Definition: An $\infty$-groupoid is an $\infty$-category where all $k$-morphisms are invertible up to an invertible $(k+1)$-morphism, for all $k$.

This definition is a bit unsatisfactory as it requires the notion of an $\infty$-category, which is not an easy feat to define. We could take the definition of an $\infty$-category to mean quasi-category, which would make the $\infty$-groupoids be the Kan-complexes, but this is not the only choice. We have in fact previously discussed these choices in another blog post, when we looked at the so-called Homotopy hypothesis. This very roughly states that any sufficiently good definition of an $\infty$-groupoid should generate an $\infty$-category, $\infty grpd$, that is equivalent (as $\infty$-categories) to the category of topological spaces.

How do we get an $\infty$-groupoid from a topological space you may ask? This is exactly what the above traveling analogy does, as it takes a topological space — somewhere we can live — and gives us a ledger — some gadget that knows all paths and all infinitely nuanced similarities between paths. In more mathematical terms we take the $\infty$-groupoid consisting of the points of the topological space as its objects, the paths as the $1$-morphisms, the homotopies of paths as the $2$-morphisms and so on. This $\infty$-groupoid is called the fundamental $\infty$-groupoid of the topological space and is denoted $\Pi_\infty X$. This construction is in fact a functor, and this functor is conjecturally the functor that induces the equivalence of categories in the Homotopy hypothesis.

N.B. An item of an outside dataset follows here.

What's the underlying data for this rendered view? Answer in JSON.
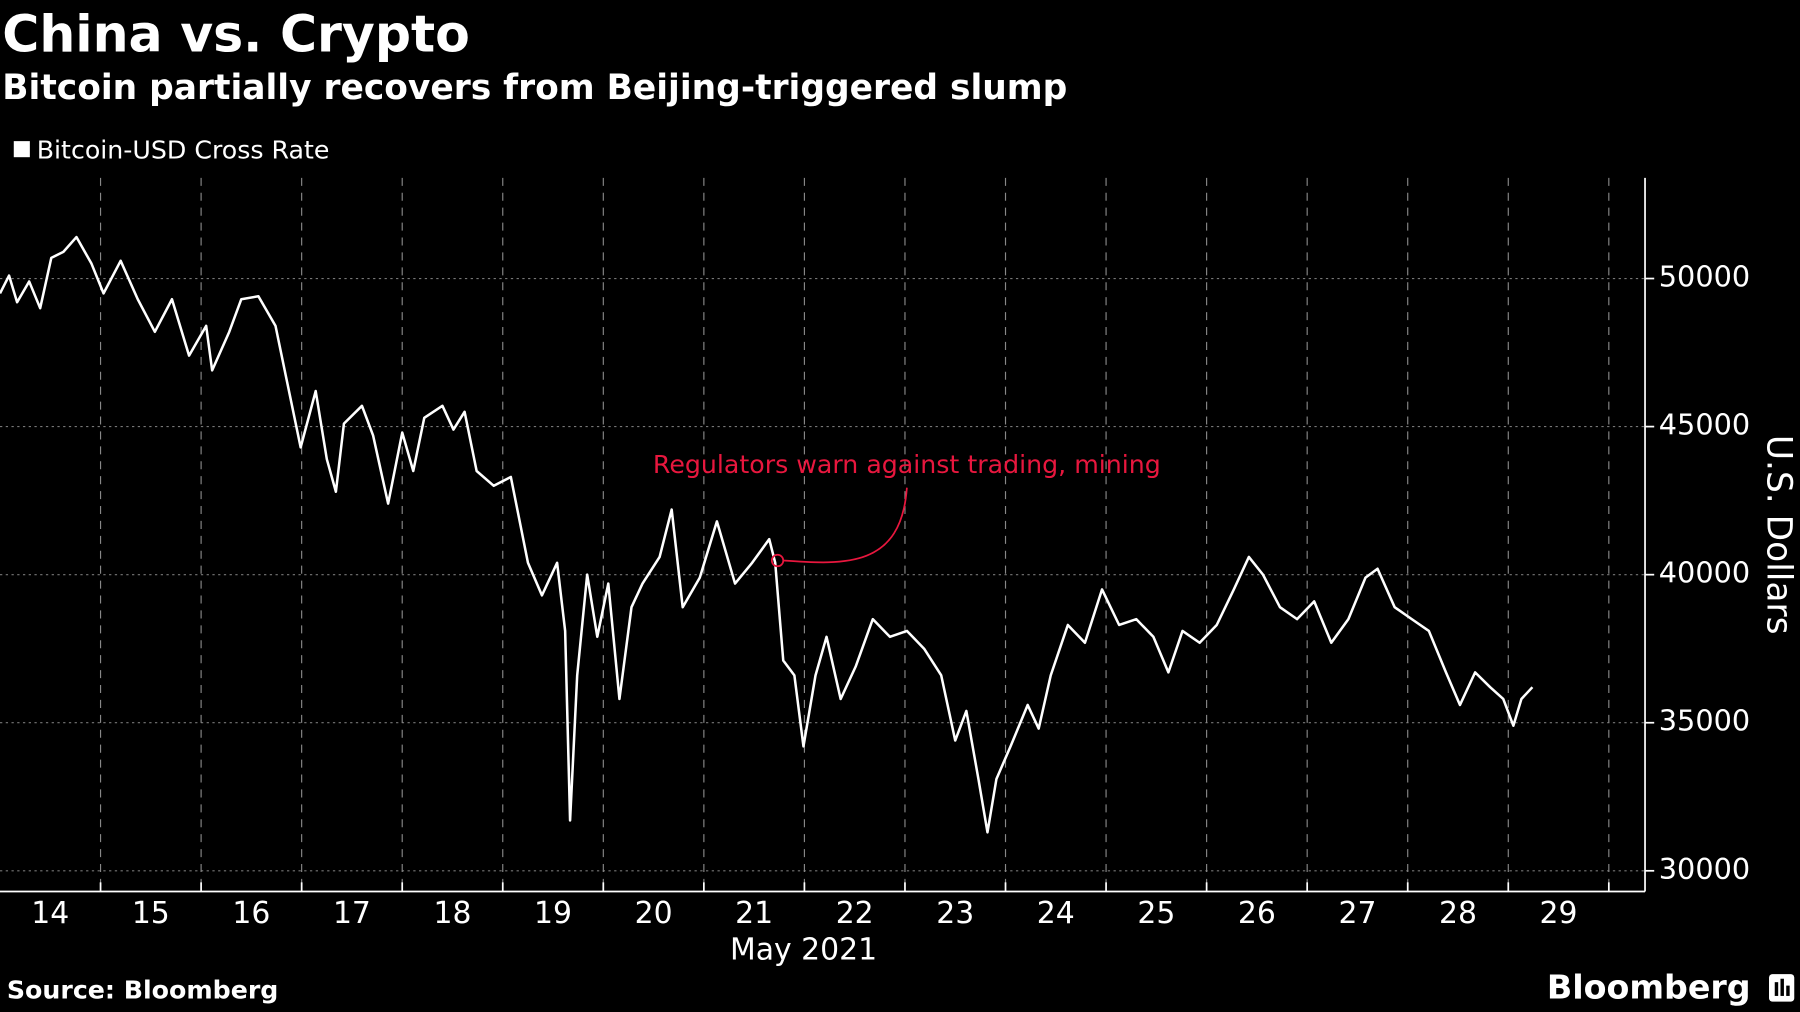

To summarize: Any topological space, i.e. some place where theoretical humans could live, be it a sphere, a disk, a torus; or maybe higher dimensional beings living on the surface of our universe (if our universe has a surface); or small bacteria living in our bodies, could theoretically be associated a traveling ledger. As long as we require infinite precision — the option to distinguish any two paths by any choice of similarity — we get a ledger which is an $\infty$-groupoid. This $\infty$-groupoid happens to (conjecturally) be an equivalence of categories, meaning that if I pick up someone’s ledger, I can pinpoint where they live. If I know all places this creature have been — and could potentially be in the future — as well as every way to travel between these places up to infinite precision, I would “perfectly” be able to know the topological space this creature lives on. Thus anyone — or at least where they live — can be defined by how well traveled they are, a sentiment every hipster world traveler Instagrammer should agree with.

This is neat! Thinking about post-COVID traveling we have been able to investigate the litmus test that is the Homotopy hypothesis and (hopefully) presented some intuition on a complicated mathematical gadget. Who knew that documenting where we go and how to get there could solve open mathematical problems of the highest abstraction!

Disclaimer 2

At the end I want to again point out that the entire above text is very hand wavy. I personally don’t understand all the nuances of the theory of $\infty$-categories and the Homotopy hypothesis, so take all above with a grain of salt. It does however — in my opinion — feature as nice intuition and an interesting analogy.